There is conflicting evidence for the treatment of Shin Splints varying from; Activity Modification, Orthotics, Manual Therapy, Sports Massage, Strengthening and Stretching.
Some evidence suggests that there is no validated evidence to support the benefits of any treatments suggested. Nonetheless, we will go with some that may benefit those suffering from Shin Splints.
- Changing your activity from high load to low load may help the recovery process whilst maintaining cardiovascular fitness. This can be attained through swapping running for swimming or cycling.
- Working with a professional to help alter your walking or running mechanics can help to decrease the load.
- Some people may benefit from cushioned orthotics with arch support, though, some may not.
- Transverse Frictions to the Flexor Digitorum Longus and Soleus may improve symptoms and encourage recovery.
- Myofascial Release parallel to the Tibial Shaft may provide some pain relief.
- There is evidence to support the use of Cupping Therapy but ensuring you avoid the Tibial Boarder.
- You may benefit from Sports Massage to the calf complex.
- Exercise should focus on improving the Strength and Flexibility of the local musculature. There is also evidence to support the use of PNF (Proprioceptive Neuromuscular Facilitation) Stretching.
- There is little evidence to support the use of Electrical Stimulation, Iontophoresis and Ultrasound.
- There is no use for a Pneumatic Leg Brace in the recovery of Shin Splints.
Hopefully, you have gained a better understanding of Shin Splints by reading this quick post and understand how you can recover safely.
Brukner, P. and Khan, K., 2011.Clinical Sports Medicine. McGraw-Hill Education.
Hamstra-Wright, K., Bliven, K. and Bay, C., 2014. Risk factors for medial tibial stress syndrome in physically active individuals such as runners and military personnel: a systematic review and meta-analysis.British Journal of Sports Medicine, 49(6), pp.362-369.

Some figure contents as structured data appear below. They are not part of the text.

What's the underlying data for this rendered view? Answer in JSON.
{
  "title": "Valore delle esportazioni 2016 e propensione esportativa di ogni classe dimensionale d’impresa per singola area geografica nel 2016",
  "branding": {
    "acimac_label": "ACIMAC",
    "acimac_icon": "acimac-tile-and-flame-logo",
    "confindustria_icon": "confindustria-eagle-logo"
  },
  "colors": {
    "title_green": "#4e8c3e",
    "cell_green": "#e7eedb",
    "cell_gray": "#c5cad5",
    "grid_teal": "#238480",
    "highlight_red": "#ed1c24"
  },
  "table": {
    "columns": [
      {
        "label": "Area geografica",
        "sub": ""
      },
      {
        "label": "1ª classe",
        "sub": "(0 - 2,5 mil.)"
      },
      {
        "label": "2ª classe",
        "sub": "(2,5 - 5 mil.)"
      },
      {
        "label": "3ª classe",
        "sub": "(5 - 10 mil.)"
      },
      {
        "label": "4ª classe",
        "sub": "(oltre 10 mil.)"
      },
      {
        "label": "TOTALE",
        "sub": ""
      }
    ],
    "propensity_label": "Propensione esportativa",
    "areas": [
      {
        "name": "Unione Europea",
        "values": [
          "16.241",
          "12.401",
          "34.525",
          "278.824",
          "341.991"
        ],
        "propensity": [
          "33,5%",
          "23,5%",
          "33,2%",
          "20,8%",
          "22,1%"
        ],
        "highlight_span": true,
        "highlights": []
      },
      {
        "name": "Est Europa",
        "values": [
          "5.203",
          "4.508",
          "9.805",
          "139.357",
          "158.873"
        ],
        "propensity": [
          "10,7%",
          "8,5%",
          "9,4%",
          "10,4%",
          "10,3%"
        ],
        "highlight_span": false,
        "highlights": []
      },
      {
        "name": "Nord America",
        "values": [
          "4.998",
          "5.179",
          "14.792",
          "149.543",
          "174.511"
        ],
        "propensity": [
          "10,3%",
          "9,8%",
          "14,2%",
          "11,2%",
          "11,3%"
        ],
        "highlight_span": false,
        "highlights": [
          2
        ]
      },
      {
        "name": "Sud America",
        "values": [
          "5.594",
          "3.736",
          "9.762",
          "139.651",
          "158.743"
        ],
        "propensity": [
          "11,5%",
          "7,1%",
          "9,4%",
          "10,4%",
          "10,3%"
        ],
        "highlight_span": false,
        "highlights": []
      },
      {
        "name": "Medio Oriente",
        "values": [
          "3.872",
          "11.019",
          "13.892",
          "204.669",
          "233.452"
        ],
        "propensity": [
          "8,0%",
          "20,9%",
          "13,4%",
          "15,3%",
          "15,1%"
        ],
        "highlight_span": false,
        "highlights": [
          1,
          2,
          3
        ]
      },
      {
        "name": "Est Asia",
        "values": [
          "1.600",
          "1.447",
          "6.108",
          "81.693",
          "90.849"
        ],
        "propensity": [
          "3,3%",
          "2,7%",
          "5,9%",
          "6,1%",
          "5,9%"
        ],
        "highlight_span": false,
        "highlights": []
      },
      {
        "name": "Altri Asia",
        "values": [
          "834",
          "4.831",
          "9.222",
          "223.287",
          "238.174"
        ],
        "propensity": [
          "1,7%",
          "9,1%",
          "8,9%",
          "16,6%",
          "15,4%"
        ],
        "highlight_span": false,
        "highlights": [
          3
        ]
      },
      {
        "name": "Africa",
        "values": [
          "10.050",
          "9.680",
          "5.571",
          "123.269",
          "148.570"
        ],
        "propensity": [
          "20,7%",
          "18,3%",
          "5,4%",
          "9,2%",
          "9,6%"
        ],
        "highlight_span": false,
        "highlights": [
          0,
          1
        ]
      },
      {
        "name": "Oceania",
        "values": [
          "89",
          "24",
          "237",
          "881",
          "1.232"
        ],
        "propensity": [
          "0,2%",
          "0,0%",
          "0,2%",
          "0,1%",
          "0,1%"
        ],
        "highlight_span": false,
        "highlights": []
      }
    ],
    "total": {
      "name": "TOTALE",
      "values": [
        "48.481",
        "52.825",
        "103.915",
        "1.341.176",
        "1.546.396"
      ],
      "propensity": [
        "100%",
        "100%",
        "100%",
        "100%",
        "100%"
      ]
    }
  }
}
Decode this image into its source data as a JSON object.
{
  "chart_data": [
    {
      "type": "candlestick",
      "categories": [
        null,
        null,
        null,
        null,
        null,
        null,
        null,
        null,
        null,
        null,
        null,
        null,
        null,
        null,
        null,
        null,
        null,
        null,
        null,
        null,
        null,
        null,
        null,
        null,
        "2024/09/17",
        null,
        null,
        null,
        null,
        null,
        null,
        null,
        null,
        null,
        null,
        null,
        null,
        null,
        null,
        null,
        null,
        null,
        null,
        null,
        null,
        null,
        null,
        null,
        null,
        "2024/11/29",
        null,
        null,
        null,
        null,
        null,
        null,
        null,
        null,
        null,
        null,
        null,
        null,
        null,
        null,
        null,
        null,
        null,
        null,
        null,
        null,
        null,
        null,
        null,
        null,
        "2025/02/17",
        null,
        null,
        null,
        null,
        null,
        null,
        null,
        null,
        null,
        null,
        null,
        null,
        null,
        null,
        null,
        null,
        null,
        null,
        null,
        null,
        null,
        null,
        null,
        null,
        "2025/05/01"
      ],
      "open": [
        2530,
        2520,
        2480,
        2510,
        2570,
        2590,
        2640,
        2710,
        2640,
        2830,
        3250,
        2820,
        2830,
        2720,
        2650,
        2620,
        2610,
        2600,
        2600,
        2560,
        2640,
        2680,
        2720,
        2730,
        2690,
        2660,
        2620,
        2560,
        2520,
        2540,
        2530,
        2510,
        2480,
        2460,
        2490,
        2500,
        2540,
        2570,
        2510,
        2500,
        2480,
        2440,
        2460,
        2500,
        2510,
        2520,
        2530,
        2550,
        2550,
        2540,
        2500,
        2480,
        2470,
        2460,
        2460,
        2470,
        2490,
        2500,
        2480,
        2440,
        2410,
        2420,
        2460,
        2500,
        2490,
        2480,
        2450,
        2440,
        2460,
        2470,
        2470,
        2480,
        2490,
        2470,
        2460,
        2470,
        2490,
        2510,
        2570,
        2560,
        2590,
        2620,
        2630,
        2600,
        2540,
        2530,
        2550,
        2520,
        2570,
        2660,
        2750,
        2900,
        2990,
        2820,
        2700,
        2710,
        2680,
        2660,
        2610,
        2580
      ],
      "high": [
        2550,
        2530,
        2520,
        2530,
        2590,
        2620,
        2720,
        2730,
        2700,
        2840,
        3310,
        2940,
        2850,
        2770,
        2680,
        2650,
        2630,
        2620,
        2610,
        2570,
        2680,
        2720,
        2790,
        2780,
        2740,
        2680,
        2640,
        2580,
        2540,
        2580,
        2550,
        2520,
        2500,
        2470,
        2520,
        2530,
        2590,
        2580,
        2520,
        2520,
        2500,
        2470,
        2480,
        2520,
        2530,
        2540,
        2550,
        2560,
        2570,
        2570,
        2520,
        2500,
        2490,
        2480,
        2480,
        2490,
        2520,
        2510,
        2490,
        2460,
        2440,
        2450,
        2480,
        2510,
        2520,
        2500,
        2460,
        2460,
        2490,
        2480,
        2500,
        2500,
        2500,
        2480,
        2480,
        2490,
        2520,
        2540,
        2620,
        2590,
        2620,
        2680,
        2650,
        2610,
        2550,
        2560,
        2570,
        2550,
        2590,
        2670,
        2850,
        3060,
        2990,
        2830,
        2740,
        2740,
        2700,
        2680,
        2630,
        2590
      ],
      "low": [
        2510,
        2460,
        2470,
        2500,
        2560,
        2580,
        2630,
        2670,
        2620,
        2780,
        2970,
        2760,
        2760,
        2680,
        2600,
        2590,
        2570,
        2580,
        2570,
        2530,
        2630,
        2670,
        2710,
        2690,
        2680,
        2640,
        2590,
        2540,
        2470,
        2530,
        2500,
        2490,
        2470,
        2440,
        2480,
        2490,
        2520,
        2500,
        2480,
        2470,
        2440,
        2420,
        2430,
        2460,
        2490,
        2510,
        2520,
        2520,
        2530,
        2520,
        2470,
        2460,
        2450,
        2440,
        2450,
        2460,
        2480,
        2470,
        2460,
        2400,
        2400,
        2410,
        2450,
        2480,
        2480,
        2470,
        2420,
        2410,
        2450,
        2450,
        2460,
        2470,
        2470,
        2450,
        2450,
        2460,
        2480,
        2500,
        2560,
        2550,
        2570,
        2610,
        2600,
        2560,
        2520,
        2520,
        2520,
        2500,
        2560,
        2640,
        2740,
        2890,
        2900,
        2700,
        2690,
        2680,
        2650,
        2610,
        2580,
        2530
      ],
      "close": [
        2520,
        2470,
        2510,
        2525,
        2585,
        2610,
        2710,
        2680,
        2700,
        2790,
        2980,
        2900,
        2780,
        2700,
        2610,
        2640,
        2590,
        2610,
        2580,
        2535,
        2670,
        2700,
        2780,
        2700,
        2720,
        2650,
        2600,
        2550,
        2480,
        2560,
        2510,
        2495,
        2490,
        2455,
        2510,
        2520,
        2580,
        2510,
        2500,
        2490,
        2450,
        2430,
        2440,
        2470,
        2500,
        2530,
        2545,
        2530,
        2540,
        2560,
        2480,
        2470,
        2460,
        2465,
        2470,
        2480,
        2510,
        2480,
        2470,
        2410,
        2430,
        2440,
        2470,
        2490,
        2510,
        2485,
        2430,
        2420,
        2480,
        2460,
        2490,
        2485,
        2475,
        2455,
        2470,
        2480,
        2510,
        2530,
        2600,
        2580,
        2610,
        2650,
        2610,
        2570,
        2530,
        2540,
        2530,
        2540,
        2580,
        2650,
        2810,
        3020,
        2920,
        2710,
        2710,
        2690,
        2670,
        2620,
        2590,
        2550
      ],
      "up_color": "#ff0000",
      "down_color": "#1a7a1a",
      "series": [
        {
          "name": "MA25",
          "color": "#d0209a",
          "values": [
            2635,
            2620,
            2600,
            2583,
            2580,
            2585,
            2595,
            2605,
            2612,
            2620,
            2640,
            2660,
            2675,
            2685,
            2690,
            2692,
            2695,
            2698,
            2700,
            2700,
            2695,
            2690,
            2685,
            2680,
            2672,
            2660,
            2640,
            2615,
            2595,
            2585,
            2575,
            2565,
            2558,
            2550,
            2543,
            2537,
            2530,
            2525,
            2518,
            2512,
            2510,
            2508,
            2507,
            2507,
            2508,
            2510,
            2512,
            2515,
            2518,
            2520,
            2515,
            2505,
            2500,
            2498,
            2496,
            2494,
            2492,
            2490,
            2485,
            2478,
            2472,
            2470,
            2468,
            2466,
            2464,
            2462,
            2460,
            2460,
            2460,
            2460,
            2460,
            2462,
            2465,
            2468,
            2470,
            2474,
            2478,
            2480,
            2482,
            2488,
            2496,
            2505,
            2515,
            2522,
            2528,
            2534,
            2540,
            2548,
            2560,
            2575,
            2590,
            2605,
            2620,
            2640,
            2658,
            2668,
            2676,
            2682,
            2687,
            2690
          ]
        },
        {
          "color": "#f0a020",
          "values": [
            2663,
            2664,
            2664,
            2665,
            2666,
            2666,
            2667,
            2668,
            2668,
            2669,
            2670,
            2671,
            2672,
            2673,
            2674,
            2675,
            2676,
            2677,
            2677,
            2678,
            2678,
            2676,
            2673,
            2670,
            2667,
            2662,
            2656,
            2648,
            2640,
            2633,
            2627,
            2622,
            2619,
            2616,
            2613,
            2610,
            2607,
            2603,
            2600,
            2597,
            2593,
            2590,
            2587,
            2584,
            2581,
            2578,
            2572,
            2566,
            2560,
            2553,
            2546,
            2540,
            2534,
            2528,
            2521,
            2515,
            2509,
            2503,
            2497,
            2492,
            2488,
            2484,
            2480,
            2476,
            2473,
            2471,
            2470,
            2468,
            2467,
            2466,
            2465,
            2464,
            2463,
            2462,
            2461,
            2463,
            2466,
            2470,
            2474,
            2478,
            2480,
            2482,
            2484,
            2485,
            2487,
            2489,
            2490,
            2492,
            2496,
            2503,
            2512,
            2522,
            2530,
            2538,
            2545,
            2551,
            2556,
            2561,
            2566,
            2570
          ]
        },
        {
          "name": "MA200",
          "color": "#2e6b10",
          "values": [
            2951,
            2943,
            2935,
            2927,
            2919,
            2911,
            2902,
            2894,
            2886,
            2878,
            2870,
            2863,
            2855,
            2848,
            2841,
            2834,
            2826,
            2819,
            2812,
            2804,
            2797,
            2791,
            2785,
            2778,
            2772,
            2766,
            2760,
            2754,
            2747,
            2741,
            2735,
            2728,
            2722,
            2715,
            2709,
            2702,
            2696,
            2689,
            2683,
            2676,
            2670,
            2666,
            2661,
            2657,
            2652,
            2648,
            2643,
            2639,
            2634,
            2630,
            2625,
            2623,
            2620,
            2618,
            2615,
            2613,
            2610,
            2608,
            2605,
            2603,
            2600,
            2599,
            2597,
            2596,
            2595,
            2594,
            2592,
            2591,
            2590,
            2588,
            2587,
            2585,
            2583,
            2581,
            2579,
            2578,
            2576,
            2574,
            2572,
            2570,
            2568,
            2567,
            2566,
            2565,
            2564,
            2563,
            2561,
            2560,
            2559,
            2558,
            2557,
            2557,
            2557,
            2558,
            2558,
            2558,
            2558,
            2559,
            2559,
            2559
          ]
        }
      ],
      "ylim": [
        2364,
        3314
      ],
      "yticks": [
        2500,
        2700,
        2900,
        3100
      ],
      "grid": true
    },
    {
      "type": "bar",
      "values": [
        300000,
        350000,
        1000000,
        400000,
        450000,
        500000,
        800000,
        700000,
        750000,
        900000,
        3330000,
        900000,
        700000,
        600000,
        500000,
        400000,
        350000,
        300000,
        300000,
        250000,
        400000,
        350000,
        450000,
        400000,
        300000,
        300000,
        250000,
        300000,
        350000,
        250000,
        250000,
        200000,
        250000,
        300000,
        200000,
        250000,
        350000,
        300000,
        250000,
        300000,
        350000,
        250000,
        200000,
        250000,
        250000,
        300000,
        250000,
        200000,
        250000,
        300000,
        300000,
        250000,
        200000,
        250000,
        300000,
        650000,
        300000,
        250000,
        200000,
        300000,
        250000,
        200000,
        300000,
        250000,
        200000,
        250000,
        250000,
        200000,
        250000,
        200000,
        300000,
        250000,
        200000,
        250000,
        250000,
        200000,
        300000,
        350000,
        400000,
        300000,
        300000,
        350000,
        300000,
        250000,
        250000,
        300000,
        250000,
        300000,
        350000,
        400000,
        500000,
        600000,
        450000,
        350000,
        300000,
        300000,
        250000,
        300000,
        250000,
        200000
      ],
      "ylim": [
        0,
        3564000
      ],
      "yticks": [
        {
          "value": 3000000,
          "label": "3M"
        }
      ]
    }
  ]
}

Moen, M., Bongers, T., Bakker, E., Weir, A., Zimmermann, W., van der Werve, M. and Backx, F., 2010. The Additional Value of a Pneumatic Leg Brace in the Treatment of Recruits with Medial Tibial Stress Syndrome; a Randomized Study.Journal of the Royal Army Medical Corps, 156(4), pp.236-240.
Winters, M., Bakker, E., Moen, M., Barten, C., Teeuwen, R. and Weir, A., 2017. Medial tibial stress syndrome can be diagnosed reliably using history and physical examination.British Journal of Sports Medicine, 52(19), pp.1267-1272.
Winters, M., Eskes, M., Weir, A., Moen, M., Backx, F. and Bakker, E., 2013. Treatment of Medial Tibial Stress Syndrome: A Systematic Review.Sports Medicine, 43(12), pp.1315-1333.